SA: I wouldn’t say hard to relate to. There’s stuff I made as a teenager––I had a band as a teenager with my friend Thomas Bartlett––and we made all these fiddle records. It’s very funny to me—I still am proud of those records, but it’s funny to me the tracks that we were really proud of then compared to the ones we didn’t care at all about then. I go back and the ones we just tossed off are where I think, “That was the good stuff—why did we care about the others?”

But with my albums, I was never striving to make the perfect album forever, I was really always documenting a moment of my musicianship and also a social moment of where I was. My first album I made in the house I was living with my best friend Thomas, that just very much emerged organically out of our friendship and our shifting musical adventures. And then All is Well is very much a product of Nico Muhly and Valgeir Sigurðsson who brought me to Iceland. I don’t go listen to them often, but when I do go back and hear them there might be elements that I think, “Oh I would have done that differently now,” but so much of the presence of the records comes from things that other people were doing. I just love hearing their contributions.

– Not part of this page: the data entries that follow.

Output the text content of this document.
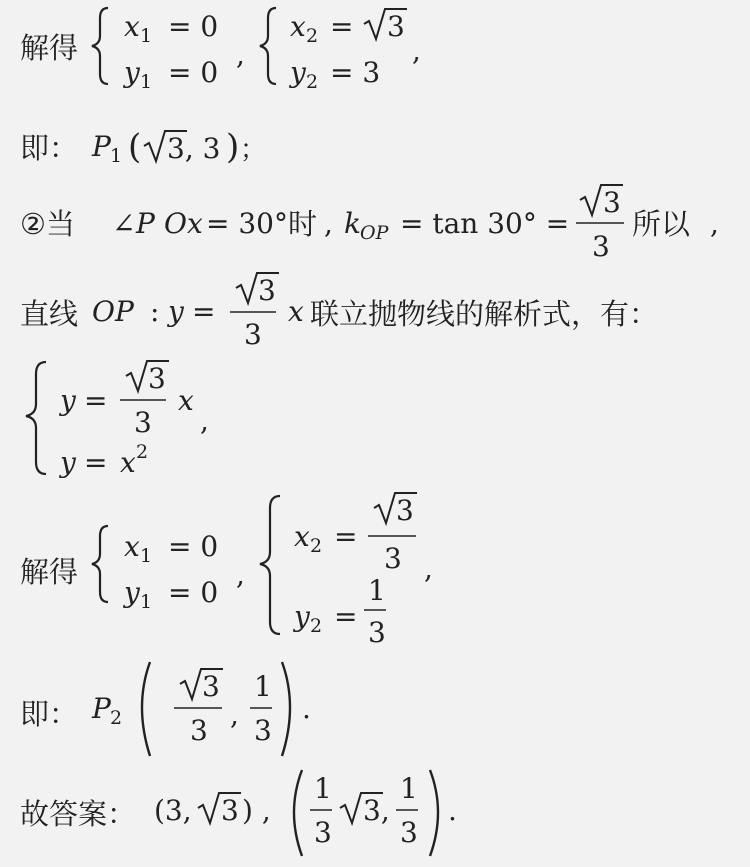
解得
x 1 = 0
y 1 = 0
,
x 2 = 3
y 2 = 3
,
即： P 1 ( 3, 3 ) ；
②当 ∠ P Ox = 30° , k OP = tan 30° =
3
3
,
时	所以
直线 OP : y =
3
3
x 联立抛物线的解析式，有：
y =
3
3
x
,
y = x 2
解得
x 1 = 0
y 1 = 0
,
x 2 =
3
3 ,
y 2 =
1
3
即： P 2
3
3 ,
1
3
.
故答案： (3, 3 ) ,
1
3
3,
1
3
.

11: I think for most Americans, myself included, our knowledge of Icelandic music sort of begins and ends with Sigur Rós. What are we missing out on that you’re into?

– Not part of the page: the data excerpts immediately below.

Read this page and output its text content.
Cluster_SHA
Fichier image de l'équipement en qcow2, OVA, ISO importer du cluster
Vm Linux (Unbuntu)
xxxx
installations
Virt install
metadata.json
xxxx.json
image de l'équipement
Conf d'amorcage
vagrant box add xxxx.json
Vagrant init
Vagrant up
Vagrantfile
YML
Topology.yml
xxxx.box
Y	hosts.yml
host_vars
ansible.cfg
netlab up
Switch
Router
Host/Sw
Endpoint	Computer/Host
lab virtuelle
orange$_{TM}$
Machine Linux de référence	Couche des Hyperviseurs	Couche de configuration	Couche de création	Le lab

SA: There’s a young musician who’s just starting out now who’s put out her first record. She goes by the consonants in her name, JFDR–her name is Jófríður. Shazhad, who is a very big part of most of my records, produced and mixed that album and it’s really beautiful. Her voice has a very strong connection to Björk, but it’s not like she’s imitating Björk, she just is in that world.

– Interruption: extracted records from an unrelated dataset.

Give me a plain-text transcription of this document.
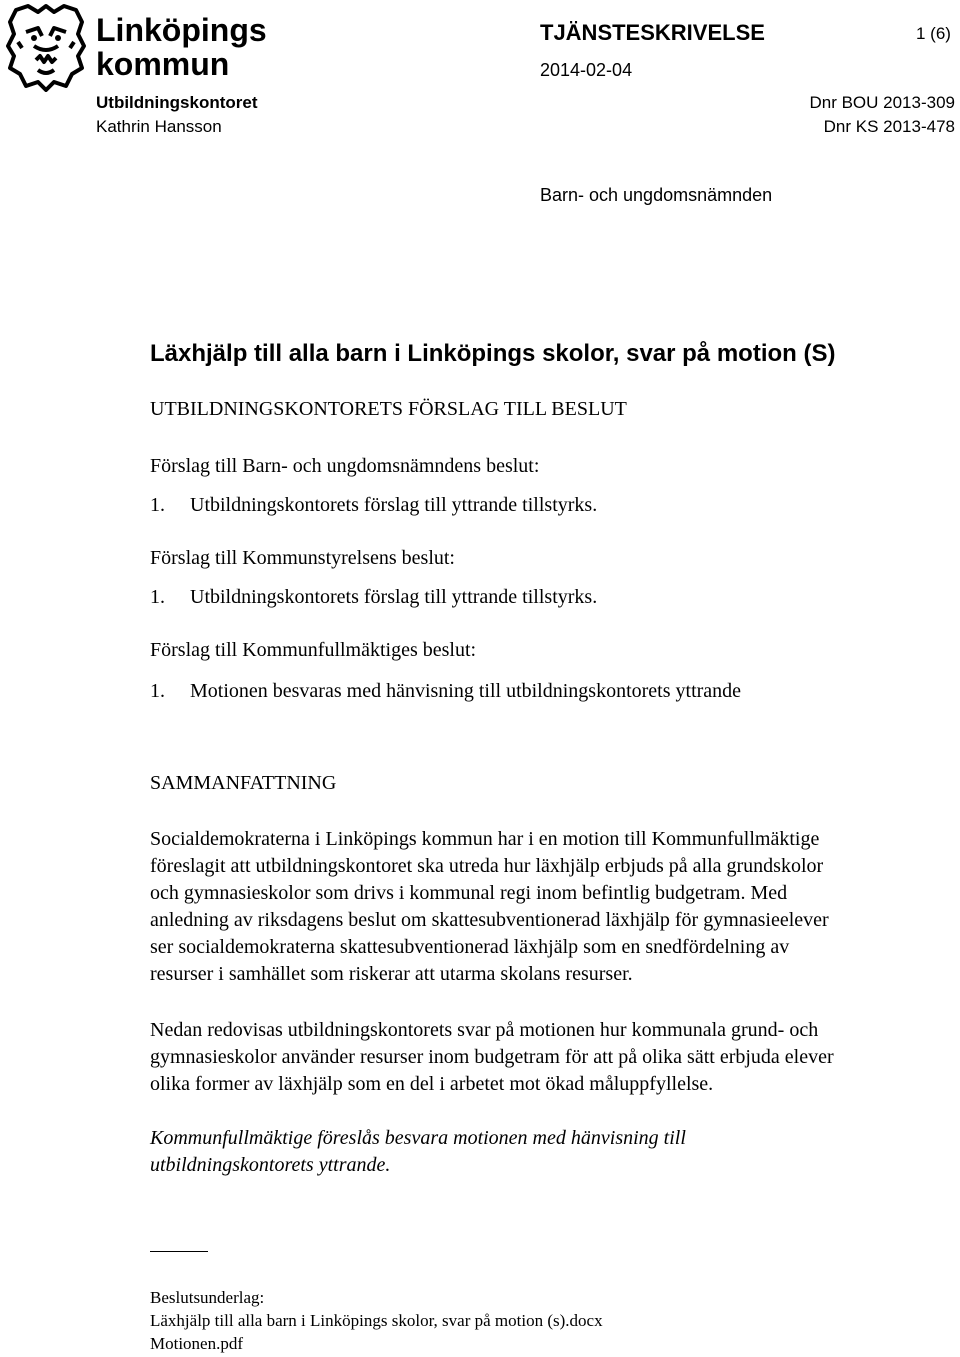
Linköpings kommun
TJÄNSTESKRIVELSE	1 (6)
2014-02-04
Utbildningskontoret
Kathrin Hansson
Dnr BOU 2013-309
Dnr KS 2013-478
Barn- och ungdomsnämnden
Läxhjälp till alla barn i Linköpings skolor, svar på motion (S)
UTBILDNINGSKONTORETS FÖRSLAG TILL BESLUT
Förslag till Barn- och ungdomsnämndens beslut:
1. Utbildningskontorets förslag till yttrande tillstyrks.
Förslag till Kommunstyrelsens beslut:
1. Utbildningskontorets förslag till yttrande tillstyrks.
Förslag till Kommunfullmäktiges beslut:
1. Motionen besvaras med hänvisning till utbildningskontorets yttrande
SAMMANFATTNING
Socialdemokraterna i Linköpings kommun har i en motion till Kommunfullmäktige
föreslagit att utbildningskontoret ska utreda hur läxhjälp erbjuds på alla grundskolor
och gymnasieskolor som drivs i kommunal regi inom befintlig budgetram. Med
anledning av riksdagens beslut om skattesubventionerad läxhjälp för gymnasieelever
ser socialdemokraterna skattesubventionerad läxhjälp som en snedfördelning av
resurser i samhället som riskerar att utarma skolans resurser.
Nedan redovisas utbildningskontorets svar på motionen hur kommunala grund- och
gymnasieskolor använder resurser inom budgetram för att på olika sätt erbjuda elever
olika former av läxhjälp som en del i arbetet mot ökad måluppfyllelse.
Kommunfullmäktige föreslås besvara motionen med hänvisning till
utbildningskontorets yttrande.
Beslutsunderlag:
Läxhjälp till alla barn i Linköpings skolor, svar på motion (s).docx
Motionen.pdf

11: Björk’s influence is probably hard to escape there.

SA: Yeah, you can’t. It’s like Bob Dylan or something for [Icelandic] people.

11: On the track “Ghosts,” you sing in super long notes, “I’m out of Ideas.” Do you have any recollection of what you meant by that?

SA: Well it’s just often how you start a project as an artist. It’s like “Ah Jesus I’m never gonna think of anything again.” Every time you finish a record it’s like, “Well I guess that was good—that was the last one I’ll probably ever do.” But I also just thought it was funny to sing that on an album that technically has way more of my ideas than the previous ones. It’s a joke.

11: It sort of becomes ironic after the fact, when you’ve got the whole album. I know your wife is also a professional musician and I’m sure she tours as well, so how do you balance what music needs you to do and

—And before I could say, “life balance,” Sam had to pause our talk to send his son to bed––

SA: Yes, Beth [Orton] is a great artist and a profound musician and songwriter. It really shifts with each stage of the children’s’ lives. When Arthur was six-months-old, we basically traveled together for most of that year–she had an album out. I did some tours as well at that time, but it was mainly about her record at that moment. Now they’re older, they’re both in school and they’re much more rooted, so it’s more likely for Beth and I to take turns. There’s times when I’ve brought Arthur with me on the road because she was in the middle of a bunch of things…. It’s probably like anybody, but there is a particular logistical challenge when you’re both free-lance traveling musicians, so each phase is a new problematic to solve. But it’s great, I love it.